Landsman se vuelve hacia Berko.

—¿Tú llevas tanto dinero encima?

Berko le da un codazo a Landsman en el costado. Landsman nunca ha patrullado una zona de sombreros negros en sus días de
latke
, avanzando a tientas por un turbio fondo marino de miradas inexpresivas y de silencios capaces de aplastar a un submarino. Es por eso que no sabe mostrar el debido respeto.

—Vamos, Yossele. Shmerl, encanto —dice Berko en tono suplicante—. Necesito volver a mi casa y sentarme a mi mesa. Dejadnos entrar.

Yossele se da un tirón de su barba del mismo color que la salsa del pecho. Luego el otro se pone a hablar en voz baja y firme. El
bik
lleva puestos, y escondidos bajo uno de sus tirabuzones rizados de color castaño rojizo, un auricular y un micrófono de diadema.

—Debo preguntarles, con todos los respetos —dice el
bik
al cabo de un momento, con la fuerza de la orden fluyendo por sus rasgos, suavizándolos al tiempo que endurece su dicción—, qué asunto trae a los distinguidos agentes de la ley a la casa del rabino a estas horas de la tarde de un viernes.

—¡Idiotas! —dice Zimbalist, con un trago de vodka dentro, y se pone a subir la escalera dando tumbos, como un oso bufón montado en monociclo. Agarra a Yossele Rudashevsky por las solapas del abrigo y baila con él, a izquierda y derecha, con furia y dolor—. ¡Están aquí por Mendele!

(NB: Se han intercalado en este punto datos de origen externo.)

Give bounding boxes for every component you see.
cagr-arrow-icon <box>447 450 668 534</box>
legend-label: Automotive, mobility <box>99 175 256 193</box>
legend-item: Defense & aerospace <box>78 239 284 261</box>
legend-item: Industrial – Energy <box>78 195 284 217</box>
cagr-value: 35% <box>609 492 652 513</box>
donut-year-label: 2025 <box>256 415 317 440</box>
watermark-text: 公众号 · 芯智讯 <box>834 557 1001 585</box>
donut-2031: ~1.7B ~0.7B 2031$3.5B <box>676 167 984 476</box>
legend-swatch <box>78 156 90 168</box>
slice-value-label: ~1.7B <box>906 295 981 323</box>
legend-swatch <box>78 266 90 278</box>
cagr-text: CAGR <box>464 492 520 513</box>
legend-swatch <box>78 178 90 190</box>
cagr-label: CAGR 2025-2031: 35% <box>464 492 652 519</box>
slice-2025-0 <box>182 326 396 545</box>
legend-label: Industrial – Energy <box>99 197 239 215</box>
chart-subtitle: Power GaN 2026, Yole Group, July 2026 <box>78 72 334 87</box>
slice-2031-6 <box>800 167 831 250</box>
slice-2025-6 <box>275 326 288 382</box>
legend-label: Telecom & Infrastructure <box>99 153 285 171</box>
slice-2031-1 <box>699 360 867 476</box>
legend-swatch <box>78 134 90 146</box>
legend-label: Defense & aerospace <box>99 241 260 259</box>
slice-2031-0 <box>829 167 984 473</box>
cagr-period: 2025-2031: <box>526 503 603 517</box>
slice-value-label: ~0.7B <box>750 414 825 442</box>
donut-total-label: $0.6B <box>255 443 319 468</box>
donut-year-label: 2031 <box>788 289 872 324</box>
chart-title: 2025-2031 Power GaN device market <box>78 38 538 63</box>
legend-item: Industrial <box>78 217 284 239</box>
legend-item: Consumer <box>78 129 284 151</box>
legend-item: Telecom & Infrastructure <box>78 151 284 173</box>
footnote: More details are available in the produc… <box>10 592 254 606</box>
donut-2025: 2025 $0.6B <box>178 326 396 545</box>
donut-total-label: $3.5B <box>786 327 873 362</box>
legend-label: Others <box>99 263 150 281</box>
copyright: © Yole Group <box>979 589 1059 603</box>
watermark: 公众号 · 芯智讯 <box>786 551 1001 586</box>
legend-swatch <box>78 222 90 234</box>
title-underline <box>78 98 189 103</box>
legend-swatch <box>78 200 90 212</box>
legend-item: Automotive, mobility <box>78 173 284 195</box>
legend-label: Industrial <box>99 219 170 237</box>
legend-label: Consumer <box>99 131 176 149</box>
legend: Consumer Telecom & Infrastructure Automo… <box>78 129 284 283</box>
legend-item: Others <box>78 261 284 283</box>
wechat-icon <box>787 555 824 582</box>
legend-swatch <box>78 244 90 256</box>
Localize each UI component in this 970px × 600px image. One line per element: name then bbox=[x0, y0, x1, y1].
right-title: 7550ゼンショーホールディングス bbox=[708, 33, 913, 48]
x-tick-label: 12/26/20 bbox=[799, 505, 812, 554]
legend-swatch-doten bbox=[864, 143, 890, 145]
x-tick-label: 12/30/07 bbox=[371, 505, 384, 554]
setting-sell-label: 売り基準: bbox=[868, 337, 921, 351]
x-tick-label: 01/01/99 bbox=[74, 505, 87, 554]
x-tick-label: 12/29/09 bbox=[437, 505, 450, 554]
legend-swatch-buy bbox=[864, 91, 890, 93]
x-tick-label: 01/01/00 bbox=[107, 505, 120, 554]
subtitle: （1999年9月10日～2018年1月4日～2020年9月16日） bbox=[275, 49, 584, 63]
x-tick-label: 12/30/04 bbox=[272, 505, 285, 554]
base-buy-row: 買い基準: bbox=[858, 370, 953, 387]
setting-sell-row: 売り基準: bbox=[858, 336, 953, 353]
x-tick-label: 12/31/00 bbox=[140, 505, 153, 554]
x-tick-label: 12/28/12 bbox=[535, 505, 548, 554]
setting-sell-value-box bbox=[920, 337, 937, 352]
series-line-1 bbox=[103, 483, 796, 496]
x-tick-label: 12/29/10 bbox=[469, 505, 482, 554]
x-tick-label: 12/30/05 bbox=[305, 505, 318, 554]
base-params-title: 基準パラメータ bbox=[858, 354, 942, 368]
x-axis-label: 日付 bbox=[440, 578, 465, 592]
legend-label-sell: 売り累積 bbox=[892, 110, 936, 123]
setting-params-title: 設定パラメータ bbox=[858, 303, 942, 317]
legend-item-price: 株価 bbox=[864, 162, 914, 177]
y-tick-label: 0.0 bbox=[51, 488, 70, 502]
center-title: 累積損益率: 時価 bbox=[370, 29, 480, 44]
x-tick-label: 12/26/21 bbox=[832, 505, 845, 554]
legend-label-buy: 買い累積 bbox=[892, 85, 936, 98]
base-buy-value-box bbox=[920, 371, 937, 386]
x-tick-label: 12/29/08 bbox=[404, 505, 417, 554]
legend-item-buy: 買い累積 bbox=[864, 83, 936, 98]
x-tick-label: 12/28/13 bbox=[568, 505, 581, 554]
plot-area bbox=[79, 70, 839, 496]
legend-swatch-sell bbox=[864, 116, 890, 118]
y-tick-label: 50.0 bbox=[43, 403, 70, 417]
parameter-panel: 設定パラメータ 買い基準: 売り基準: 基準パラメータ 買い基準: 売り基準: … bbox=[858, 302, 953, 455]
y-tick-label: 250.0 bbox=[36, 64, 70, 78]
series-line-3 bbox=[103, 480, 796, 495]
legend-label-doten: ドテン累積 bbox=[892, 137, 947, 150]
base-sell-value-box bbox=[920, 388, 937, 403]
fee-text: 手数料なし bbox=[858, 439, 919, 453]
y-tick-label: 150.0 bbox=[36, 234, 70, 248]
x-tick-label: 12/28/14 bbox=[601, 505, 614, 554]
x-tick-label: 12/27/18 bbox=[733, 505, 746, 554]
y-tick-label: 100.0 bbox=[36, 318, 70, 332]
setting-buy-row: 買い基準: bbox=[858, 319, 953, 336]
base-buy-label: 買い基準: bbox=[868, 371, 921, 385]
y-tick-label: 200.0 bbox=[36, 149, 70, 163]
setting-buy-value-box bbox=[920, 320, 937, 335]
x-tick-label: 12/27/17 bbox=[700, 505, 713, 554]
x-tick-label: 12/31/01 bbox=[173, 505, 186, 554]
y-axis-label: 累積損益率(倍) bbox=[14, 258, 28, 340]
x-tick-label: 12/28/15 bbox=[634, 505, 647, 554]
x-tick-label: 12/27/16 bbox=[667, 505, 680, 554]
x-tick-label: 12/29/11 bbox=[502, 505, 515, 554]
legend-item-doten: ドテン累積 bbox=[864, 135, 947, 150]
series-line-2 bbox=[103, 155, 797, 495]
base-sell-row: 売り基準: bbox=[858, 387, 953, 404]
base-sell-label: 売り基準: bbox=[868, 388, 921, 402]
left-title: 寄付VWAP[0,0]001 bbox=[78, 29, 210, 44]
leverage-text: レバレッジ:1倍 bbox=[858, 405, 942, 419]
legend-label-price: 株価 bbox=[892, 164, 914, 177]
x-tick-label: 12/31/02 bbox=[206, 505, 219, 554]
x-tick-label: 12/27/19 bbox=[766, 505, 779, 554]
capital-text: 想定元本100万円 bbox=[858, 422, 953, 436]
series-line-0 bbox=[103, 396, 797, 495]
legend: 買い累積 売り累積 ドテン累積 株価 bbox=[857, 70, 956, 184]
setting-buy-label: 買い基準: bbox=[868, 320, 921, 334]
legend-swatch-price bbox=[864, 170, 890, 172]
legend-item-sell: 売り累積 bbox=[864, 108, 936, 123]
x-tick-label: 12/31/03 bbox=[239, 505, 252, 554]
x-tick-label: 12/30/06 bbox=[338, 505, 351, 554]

Los hombres que permanecen de pie delante de la casa de Shpilman han estado todo ese tiempo murmurando y haciendo comentarios y críticas del espectáculo, pero ahora se callan de golpe. La vida entra y sale de sus pulmones con un resuello y traquetea en los mocos de sus narices. El calor del fanal vaporiza la nieve. El aire parece quebrarse con un tintineo como un mundo de ventanas diminutas. Y Landsman nota algo que le da ganas de llevarse una mano al pescuezo. Es un tratante en entropía y un descreído por profesión y por inclinación personal. Para Landsman, el paraíso es kitsch, Dios es una palabra y el alma, en el mejor de los casos, es la carga de tu batería. Pero en el remanso de tres segundos que sigue al momento en que Zimbalist grita el nombre del hijo del rabino, a Landsman le da la sensación de que algo aparece revoloteando entre ellos. De que algo se cierne sobre la multitud y la roza con sus alas. Tal vez sea únicamente el conocimiento, que ahora salta de un hombre a otro, de por qué esos dos detectives de homicidios deben de haber venido a esta hora. O tal vez sea el antiguo poder de conjura de un nombre en el cual residieron un día las más gratas esperanzas de esos hombres. O tal vez Landsman únicamente necesite una buena noche de sueño en un hotel donde no haya judíos muertos.